Тут он заливается краской и отвечает, пряча глаза:
— Заслуживаешь. Но ты должна мне верить. — Дожили. Ушам своим не верю. И как, спрашивается, у человека, который мне небезразличен — был небезразличен, — повернулся язык такое ляпнуть? И о чем я только… — А с Бетани я все равно увидеться должен.
— Это еще почему?
Физик смотрит на меня исподлобья:
— Проведи меня к ней и узнаешь. — Я ломаю голову, как я могла так катастрофически в нем просчитаться. Он представил себя как человека с сексуальными комплексами — следствием неудачного брака. Может, не без задней мысли? Чтобы я решила, будто тоже делаю ему одолжение? — А где ты-то была все это время? Телефоны обрывала не ты одна.
Видимо, я психолог до мозга костей, потому что ставлю мысленную галочку — почти бесстрастно: злится, значит, виноват.
— Говорят же тебе — в парке.
— В это время суток? И чем ты там занималась?
Откатываюсь чуть дальше.
— Джой Маккоуни.
— О боги, — говорит он, воздевая руки к небу. — Одна? Какого черта?
Я вспыхиваю:
— Потому что она попросила. И, как видишь, ничего со мной не приключилось. — Разбитое сердце не в счет. — Между прочим, она совершенно безобидна.
Стоп. Это ему положено оправдываться.
— Не понимаю, к чему эта ссора, — говорит он и наконец-то садится на корточки. — Давай выкладывай, что там наговорила Джой. На тебе лица нет.
Если я не могу поделиться с ним, то с кем же? Я чувствую себя ужасно одинокой. Нелюбимой и слабой. И при этом ненавижу себя за то, что разнюнилась.
— У нее рак. Она думает, что это Бетани наслала болезнь — вроде как в отместку. За то, что Джой отказалась помочь ей сбежать.
Физик насмешливо фыркает:
— Понятно.
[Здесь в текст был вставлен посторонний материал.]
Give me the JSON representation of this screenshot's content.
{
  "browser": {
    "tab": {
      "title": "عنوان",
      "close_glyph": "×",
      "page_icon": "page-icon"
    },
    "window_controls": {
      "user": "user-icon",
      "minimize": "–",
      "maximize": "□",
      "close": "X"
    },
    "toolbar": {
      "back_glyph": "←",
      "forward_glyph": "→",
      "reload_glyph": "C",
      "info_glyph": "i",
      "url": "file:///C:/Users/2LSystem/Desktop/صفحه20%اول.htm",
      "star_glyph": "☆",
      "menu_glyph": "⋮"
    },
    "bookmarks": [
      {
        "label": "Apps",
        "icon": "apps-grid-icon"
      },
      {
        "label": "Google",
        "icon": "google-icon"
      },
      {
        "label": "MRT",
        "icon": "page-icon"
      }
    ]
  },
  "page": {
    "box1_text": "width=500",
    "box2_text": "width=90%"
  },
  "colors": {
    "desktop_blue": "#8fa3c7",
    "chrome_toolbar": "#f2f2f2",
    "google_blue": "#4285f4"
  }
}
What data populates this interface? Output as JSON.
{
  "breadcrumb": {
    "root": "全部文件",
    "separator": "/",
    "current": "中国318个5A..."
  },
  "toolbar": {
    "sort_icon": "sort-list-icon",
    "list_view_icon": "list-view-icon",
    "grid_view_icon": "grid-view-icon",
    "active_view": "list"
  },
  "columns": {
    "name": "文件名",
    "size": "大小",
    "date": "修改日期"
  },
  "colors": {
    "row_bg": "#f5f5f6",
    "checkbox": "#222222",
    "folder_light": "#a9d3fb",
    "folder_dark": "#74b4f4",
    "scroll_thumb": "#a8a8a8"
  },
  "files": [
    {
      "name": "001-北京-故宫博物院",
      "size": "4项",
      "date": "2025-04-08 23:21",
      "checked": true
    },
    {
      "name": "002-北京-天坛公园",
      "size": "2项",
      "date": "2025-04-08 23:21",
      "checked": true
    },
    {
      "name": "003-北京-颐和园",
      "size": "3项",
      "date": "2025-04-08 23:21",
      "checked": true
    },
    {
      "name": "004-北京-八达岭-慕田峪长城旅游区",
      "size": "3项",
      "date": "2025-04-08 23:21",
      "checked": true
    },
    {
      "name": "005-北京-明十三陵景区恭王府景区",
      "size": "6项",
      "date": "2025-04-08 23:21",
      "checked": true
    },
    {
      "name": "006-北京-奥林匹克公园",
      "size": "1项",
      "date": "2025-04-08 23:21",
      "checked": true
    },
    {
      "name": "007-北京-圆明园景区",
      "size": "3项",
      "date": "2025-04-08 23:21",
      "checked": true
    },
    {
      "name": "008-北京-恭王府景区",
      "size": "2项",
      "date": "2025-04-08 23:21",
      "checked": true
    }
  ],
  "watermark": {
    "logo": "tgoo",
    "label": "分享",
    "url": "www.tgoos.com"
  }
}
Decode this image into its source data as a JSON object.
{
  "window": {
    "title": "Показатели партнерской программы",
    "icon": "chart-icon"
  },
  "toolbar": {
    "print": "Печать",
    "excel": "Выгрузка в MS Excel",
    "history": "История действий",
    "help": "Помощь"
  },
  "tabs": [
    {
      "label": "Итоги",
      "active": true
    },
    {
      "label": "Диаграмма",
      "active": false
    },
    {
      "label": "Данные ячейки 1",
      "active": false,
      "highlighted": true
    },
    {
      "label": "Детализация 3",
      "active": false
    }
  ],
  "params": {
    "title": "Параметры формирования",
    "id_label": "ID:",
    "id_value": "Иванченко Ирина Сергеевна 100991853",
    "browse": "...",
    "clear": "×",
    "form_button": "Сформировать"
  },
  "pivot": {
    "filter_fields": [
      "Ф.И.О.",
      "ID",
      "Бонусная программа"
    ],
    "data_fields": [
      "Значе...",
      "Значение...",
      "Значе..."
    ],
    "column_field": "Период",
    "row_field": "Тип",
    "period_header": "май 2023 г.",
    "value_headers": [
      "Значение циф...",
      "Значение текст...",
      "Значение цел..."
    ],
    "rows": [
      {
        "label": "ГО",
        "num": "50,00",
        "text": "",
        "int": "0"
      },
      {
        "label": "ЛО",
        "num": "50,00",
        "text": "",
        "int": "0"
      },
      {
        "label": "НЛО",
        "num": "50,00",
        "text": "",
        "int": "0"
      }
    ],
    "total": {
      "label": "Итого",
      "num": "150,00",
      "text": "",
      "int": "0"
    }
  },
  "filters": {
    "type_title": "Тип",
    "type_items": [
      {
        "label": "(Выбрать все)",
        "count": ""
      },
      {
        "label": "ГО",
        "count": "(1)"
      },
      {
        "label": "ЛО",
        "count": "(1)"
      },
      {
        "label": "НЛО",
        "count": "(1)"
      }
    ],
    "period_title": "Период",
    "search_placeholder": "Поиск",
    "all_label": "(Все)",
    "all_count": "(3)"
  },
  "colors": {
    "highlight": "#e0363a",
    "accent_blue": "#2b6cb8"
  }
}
Тем больше причин найти научное объяснение тому, что происходит с Бетани, и покончить со всеми этими псевдорелигиозными байками. Поехали, — говорит он, мотнув головой в сторону дороги. — Возьмем твою машину.
Помогать человеку, который только что меня предал, врал мне в глаза и чуть ли не открыто в этом признался? Но лысая голова Джой и ощущение потного парика на коленях нарушили мое душевное равновесие — по причинам, о которых лучше даже не думать, потому что выводы следуют самые гнусные. Выводы, которые меня гложут. Что, если она права? Несмотря на ярость, в которую привела меня жалкая, унизительная игра в кошки — мышки с физиком, в эту минуту мне нужно — позарез — найти объяснение происходящему вокруг. Объяснение, в котором нет места дешевым отговоркам вроде «зла». То, что физику нужно от Бетани, нужно и мне. Хотя бы ради того, чтобы доказать: в том, что касается мотивов Бетани, Джой категорически заблуждается.
В палате, куда в больнице Святого Свитина кладут несостоявшихся самоубийц, витает дух безнадежности, полного и бесповоротного поражения. Сюда попадаешь, если неспособен даже толком покончить с собой. Притихшие перед тем, что символизирует это место, союзники поневоле, мы с физиком переступаем порог с положенным трепетом.
На одной из кроватей лежит старик с гривой белоснежных волос. На его шее красуется кровоточащий шов той разновидности, которой можно добиться только с помощью опасной бритвы или строительного ножа — в сочетании с твердой рукой. Заслышав шаги, он резко садится, как будто ждет посетителей, но, увидев незнакомых людей, отворачивает царственную голову к стене. Чуть поодаль лежит девочка-подросток, чуть постарше Бетани. Скучный серый оттенок ее лица (такой бывает, если смешать черную и белую краски) — один из самых заметных симптомов необратимого повреждения печени, вызванного передозировкой парацетамола, которое и станет причиной ее смерти — если для нее не найдется нового органа. В противном случае она сначала пожелтеет, как лимон, и через неделю-две умрет. Рядом с ней сидят родители и заплаканный мальчонка лет тринадцати. У всех троих — пустые лица. Неверие? Или сосредоточенность? Если они молятся, то спасение, которого они просят у Бога, — это чья-то смерть вкупе с невероятной удачей со списком ожидания. Мальчик слишком юн для такого. Все они слишком юны. Похоже, сентябрь выдался урожайным — палата почти заполнена. На кроватях виднеются съеженные силуэты людей с обращенными внутрь глазами. Их молчание, их закупоренный, не выплеснутый крик кружится вокруг нас невидимыми потоками, преходящими, как след ветра на воде.